Ägypten feiert. Doch was kommt nach dem Rausch? Die Zukunft des Landes ist mehr als ungewiss. Islamisten und Salafisten könnten das Machtvakuum ausnutzen.
Von Steffen Gassel

Sie feiern den Militärputsch ausgelassener als die Revolution. Knapp zweieinhalb Jahre nach dem Sturz von Ex-Präsident Hosni Mubarak haben Zehntausende Ägypter den Tahrir-Platz im Zentrum von Kairo in der vergangenen Nacht wieder in eine gigantische Partymeile verwandelt. Um ihren Militärchef zu bejubeln, der Mohammed Mursi, den erst vor einem Jahr demokratisch gewählten Nachfolger Mubaraks, aus dem Amt gejagt hatte.
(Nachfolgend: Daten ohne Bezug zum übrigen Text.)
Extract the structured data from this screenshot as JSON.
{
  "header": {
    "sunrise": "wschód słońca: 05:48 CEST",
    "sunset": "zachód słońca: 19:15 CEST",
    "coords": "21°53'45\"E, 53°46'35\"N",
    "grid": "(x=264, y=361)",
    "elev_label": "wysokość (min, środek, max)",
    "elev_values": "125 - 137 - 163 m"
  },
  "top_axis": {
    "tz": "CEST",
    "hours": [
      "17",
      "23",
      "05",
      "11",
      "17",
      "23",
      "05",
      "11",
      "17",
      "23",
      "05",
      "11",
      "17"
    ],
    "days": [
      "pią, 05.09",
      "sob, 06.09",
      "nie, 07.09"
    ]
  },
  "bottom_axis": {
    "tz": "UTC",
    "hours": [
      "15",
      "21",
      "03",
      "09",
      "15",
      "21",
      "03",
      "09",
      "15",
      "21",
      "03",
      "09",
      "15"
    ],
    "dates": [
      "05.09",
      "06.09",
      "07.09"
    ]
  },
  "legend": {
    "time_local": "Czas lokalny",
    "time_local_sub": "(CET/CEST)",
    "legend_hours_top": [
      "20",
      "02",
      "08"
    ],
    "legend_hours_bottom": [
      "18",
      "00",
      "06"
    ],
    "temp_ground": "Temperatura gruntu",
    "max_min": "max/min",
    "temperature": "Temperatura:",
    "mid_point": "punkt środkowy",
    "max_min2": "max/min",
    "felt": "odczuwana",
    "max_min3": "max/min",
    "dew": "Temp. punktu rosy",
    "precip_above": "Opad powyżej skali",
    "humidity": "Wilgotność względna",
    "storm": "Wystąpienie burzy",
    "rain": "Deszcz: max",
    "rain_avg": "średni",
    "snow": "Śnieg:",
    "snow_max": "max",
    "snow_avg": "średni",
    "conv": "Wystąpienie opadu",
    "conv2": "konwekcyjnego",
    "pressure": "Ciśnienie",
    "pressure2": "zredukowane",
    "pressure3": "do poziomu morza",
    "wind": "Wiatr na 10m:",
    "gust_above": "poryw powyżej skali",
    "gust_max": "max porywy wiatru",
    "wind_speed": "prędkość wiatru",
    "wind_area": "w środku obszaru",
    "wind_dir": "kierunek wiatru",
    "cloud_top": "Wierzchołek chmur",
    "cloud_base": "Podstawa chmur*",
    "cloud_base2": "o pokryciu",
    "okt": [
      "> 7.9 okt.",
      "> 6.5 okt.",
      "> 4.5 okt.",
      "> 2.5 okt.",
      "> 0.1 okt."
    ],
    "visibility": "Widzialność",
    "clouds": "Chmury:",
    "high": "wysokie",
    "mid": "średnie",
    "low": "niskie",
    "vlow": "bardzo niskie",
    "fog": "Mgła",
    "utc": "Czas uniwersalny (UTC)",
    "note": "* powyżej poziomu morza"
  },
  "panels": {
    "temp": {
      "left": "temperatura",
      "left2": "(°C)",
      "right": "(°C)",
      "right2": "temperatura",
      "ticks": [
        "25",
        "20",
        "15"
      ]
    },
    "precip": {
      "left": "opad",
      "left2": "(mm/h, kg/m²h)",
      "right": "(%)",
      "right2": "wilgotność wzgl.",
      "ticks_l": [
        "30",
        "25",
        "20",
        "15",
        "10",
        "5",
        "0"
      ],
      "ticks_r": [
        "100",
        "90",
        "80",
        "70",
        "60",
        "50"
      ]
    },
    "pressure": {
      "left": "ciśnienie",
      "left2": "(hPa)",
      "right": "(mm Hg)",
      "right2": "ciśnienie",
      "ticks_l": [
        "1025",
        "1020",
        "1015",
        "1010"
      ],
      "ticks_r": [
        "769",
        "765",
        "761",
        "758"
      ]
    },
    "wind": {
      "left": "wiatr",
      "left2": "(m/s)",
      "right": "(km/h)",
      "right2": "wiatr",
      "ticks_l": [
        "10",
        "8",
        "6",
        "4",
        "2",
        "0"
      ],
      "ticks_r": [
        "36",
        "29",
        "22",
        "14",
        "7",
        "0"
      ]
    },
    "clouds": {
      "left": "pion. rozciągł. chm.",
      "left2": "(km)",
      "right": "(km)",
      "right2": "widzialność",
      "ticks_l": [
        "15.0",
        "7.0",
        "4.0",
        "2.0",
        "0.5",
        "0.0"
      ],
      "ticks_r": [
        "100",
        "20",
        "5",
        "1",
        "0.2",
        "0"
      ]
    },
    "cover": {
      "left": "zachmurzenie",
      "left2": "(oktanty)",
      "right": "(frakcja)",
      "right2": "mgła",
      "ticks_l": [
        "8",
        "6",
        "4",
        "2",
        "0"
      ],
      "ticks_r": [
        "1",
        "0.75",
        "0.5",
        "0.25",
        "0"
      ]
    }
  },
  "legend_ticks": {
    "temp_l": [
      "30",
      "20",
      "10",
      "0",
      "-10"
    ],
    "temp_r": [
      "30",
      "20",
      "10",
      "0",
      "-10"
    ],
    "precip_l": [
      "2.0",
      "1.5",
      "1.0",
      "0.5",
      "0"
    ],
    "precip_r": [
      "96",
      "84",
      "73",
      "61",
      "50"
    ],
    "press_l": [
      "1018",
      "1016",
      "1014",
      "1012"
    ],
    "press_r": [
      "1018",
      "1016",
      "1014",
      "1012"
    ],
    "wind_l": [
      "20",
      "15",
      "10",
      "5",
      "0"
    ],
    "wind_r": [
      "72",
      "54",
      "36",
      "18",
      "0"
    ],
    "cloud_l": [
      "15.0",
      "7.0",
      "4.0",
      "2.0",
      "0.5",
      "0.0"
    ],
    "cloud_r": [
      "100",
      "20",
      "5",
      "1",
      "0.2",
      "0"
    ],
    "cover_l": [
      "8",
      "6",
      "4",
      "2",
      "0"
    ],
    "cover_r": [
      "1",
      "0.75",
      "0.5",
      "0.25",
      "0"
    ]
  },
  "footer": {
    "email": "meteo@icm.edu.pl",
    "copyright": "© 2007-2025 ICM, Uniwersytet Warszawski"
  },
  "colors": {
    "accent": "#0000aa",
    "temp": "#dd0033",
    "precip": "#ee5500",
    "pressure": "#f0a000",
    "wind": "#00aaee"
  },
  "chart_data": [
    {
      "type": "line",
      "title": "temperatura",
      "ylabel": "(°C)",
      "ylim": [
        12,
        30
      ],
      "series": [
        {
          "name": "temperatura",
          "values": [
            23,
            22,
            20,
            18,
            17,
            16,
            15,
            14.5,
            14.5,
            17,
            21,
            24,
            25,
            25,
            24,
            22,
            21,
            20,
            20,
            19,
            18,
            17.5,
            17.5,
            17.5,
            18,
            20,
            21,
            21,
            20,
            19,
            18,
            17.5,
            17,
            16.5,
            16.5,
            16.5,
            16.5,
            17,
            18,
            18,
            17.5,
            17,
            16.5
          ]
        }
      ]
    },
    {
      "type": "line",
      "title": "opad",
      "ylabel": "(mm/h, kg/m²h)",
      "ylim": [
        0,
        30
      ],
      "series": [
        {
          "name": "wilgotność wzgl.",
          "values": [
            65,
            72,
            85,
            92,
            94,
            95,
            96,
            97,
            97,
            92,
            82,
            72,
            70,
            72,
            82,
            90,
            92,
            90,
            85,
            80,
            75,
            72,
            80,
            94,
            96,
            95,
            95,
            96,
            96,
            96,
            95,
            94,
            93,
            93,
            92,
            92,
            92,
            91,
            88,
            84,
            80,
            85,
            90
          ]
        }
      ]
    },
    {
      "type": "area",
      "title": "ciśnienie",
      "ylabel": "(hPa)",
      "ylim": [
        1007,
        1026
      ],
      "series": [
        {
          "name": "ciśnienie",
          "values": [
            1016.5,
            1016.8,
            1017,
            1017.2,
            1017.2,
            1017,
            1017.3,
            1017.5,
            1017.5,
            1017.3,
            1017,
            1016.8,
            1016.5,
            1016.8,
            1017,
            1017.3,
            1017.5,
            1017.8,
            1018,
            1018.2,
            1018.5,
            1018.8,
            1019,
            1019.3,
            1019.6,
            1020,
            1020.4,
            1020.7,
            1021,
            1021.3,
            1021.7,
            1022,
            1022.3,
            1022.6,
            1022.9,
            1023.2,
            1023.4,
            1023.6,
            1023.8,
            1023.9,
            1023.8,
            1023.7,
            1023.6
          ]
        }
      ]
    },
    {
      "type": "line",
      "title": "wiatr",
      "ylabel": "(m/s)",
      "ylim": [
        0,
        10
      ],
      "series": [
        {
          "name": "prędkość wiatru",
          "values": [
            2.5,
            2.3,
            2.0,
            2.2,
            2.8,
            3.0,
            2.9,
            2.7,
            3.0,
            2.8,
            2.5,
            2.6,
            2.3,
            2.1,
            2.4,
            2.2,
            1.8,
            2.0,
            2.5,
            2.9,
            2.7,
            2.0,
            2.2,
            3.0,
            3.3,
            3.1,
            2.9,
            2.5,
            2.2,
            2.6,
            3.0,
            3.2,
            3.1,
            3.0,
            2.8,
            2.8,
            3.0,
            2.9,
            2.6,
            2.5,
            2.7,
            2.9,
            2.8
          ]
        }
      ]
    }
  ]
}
Al Sisi vereint die Widersprüche

Die ganze Nacht über spielten sich auf dem Tahrir Szenen frenetischer Entrückung ab. Feuerwerk und Hunderte grüne Laser-Beamer erleuchteten den Nachthimmel über Kairo. Gruppen von Frauen brachen vor Freude in das kehlige Geträller aus, mit dem sonst Frischvermählte auf einer Hochzeit begrüßt werden. Junge Männer fassten einander um die Schultern, tanzten im Kreis und sangen: "Uff, uff – ach, ach – al Sisi hat seinen Schwanz gerade gemacht." Abdelfattah al Sisi, der General an der Spitze des Putschs – in seiner Figur scheinen seit gestern zwei ägyptische Ideale zu verschmelzen. Das alte vom schneidigen, virilen Führer und das neue vom Verteidiger der Demokratie. Doch es ist unwahrscheinlich, dass diese Synthese lange hält. Zu offensichtlich sind die Widersprüche.

Da tritt der Friedensnobelpreisträger Mohammed ElBaradei in eine Reihe mit den Generälen, die binnen weniger Stunden Hunderte Spitzenmitglieder der größten politischen Bewegung im Land einfach verhaften lassen und die Medien über Nacht gleichschalten – ganz so als hätte es nie eine Revolution gegeben.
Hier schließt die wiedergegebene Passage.